Below is the size of train and test dataset -

X_train.shape, y_train.shape, X_test.shape
((548, 7), (548,), (548, 6))

After running a Linear Regression, I am getting an error as follows -
ValueError: shapes (548,6) and (7,) not aligned: 6 (dim 1) != 7 (dim 0)

What is the reason behind it and how to correct it?


hello @ASHISH_17

I suppose you have not removed the target variable from your X_train. So remove that column and try again.

Hope this helps.


Thanks for the reply. I found the mistake.

Can you tell me how to change ‘object’ dtype to ‘int’.
As is is a combination of string and int in the form - id100001.

Will doing splitting of id and the int part can work?
Or is there an alternative?



Yeah, the best option is to extract out the latter part after id, and then convert them into ‘int’ dtype.


Hi @shubham.jain,

How to correct this error -

ValueError: shapes (622764,10) and (11,) not aligned: 10 (dim 1) != 11 (dim 0)

I am pasting the features that I have used in the train and test -



trip duration is the target variable.

Kindly help me get out of this dilemma.



feature and feature_cols that you have created should contain same features for the modelling purpose. As far I can see that you have taken ‘id’ in feature but not in feature_cols, which is the reason behind the error.
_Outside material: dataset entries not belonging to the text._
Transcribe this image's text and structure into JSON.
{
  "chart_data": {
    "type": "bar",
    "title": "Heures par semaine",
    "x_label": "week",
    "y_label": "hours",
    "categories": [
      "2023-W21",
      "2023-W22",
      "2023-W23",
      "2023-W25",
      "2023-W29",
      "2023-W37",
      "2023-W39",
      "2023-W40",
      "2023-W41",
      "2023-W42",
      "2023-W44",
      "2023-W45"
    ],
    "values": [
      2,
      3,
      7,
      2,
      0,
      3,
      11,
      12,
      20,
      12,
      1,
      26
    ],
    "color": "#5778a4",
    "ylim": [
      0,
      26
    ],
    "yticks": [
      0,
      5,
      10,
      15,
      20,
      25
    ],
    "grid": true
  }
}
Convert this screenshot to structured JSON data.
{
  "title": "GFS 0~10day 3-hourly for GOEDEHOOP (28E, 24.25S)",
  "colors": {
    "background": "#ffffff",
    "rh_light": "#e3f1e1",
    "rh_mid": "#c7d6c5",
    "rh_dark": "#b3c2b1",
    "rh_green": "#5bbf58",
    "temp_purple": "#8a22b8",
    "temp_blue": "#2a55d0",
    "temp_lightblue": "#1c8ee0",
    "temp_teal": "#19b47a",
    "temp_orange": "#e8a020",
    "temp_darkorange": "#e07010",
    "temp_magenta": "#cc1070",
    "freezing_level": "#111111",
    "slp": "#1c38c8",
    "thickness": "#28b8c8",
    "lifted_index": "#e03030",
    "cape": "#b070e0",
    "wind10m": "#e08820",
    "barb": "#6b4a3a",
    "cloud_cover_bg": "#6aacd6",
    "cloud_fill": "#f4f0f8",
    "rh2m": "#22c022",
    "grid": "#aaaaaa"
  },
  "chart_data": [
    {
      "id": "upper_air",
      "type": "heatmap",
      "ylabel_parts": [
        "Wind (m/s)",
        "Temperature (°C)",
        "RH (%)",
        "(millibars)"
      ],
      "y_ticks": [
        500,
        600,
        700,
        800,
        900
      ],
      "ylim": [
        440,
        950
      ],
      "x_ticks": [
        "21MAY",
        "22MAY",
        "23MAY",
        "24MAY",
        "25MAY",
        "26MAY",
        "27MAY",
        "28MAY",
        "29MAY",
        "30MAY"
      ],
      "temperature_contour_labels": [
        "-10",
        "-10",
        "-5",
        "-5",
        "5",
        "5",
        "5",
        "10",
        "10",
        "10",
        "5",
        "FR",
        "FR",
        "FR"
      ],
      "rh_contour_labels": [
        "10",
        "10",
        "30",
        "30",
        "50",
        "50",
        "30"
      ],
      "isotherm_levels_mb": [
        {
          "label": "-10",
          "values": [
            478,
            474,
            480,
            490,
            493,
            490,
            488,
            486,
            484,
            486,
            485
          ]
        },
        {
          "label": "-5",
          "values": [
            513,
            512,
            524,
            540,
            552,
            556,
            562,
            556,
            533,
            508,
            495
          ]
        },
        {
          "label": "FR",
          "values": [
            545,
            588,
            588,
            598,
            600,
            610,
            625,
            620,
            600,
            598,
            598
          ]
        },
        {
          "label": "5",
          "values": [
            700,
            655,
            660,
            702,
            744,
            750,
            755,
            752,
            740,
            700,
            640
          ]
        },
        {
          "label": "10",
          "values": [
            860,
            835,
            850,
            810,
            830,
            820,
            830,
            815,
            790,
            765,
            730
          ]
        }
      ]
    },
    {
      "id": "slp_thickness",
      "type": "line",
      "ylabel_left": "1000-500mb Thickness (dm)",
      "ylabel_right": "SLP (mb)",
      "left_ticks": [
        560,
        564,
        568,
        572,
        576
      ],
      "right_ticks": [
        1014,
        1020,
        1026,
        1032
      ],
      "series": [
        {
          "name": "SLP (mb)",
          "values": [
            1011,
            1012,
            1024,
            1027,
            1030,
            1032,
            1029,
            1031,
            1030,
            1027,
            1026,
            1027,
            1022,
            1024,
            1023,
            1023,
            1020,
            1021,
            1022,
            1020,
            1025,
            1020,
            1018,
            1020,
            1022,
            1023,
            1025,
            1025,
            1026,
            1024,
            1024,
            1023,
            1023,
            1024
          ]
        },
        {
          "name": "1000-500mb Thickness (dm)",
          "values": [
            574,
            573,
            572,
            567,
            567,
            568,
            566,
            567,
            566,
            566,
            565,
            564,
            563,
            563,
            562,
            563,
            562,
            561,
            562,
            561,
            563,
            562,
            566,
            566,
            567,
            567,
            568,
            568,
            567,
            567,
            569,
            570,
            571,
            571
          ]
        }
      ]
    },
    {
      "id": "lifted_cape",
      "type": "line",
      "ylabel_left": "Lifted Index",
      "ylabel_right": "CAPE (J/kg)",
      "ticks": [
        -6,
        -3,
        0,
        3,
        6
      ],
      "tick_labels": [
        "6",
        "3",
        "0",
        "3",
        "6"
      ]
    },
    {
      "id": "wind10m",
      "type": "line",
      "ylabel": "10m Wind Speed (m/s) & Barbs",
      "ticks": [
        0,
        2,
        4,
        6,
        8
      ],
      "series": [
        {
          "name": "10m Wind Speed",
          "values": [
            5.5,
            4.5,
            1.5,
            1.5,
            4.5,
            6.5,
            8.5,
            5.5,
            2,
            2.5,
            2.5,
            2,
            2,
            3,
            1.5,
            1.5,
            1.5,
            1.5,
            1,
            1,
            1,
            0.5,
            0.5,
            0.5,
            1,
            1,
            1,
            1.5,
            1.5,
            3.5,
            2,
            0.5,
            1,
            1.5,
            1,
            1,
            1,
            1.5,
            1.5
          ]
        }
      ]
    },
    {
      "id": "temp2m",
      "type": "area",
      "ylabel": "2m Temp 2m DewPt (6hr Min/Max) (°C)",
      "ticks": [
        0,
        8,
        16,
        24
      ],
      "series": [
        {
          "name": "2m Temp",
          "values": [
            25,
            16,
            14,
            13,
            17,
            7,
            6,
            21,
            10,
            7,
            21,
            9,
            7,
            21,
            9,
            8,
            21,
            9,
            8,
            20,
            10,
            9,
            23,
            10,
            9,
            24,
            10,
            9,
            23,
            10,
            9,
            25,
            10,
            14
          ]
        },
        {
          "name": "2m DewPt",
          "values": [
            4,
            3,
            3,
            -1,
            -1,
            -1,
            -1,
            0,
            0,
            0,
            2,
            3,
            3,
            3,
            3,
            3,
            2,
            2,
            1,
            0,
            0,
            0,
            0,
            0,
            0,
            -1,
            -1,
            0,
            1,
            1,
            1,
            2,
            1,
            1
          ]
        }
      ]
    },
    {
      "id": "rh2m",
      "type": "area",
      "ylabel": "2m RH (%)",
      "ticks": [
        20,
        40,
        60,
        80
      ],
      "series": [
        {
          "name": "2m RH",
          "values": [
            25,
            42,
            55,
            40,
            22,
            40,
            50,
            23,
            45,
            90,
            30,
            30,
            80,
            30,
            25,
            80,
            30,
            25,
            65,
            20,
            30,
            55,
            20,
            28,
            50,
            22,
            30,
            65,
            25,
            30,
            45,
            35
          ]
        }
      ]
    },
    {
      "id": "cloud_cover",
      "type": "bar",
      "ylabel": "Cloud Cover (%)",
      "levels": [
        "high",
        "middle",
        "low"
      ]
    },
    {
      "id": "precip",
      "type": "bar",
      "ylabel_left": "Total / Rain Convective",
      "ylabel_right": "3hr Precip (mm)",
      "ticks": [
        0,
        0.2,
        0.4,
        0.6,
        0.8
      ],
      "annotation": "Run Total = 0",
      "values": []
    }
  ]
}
So remove ‘id’ from the feature list as it would not be a useful feature.
Hope this will solve your problem.


Hey @shubham.jain, I have removed the ‘id’ variable and successfully got the result.

I wanted to know can’t we assign the different no of features to train and test values?


No, the features should be the same.


Thanks a lot for helping me @shubham.jain

I am facing another problem.
I have grouped the pickup datetime on the basis of a day of a year.
So in total there are 180 days. But instead of getting days ranging from 1 to 180, I am getting days from -128 to 127.

Can you tell me what could be the problem?

I have used dt.dayofyear

I was getting a correct order of days but when I plotted a line plot and compared with the test data it showed me -128 to 127 days.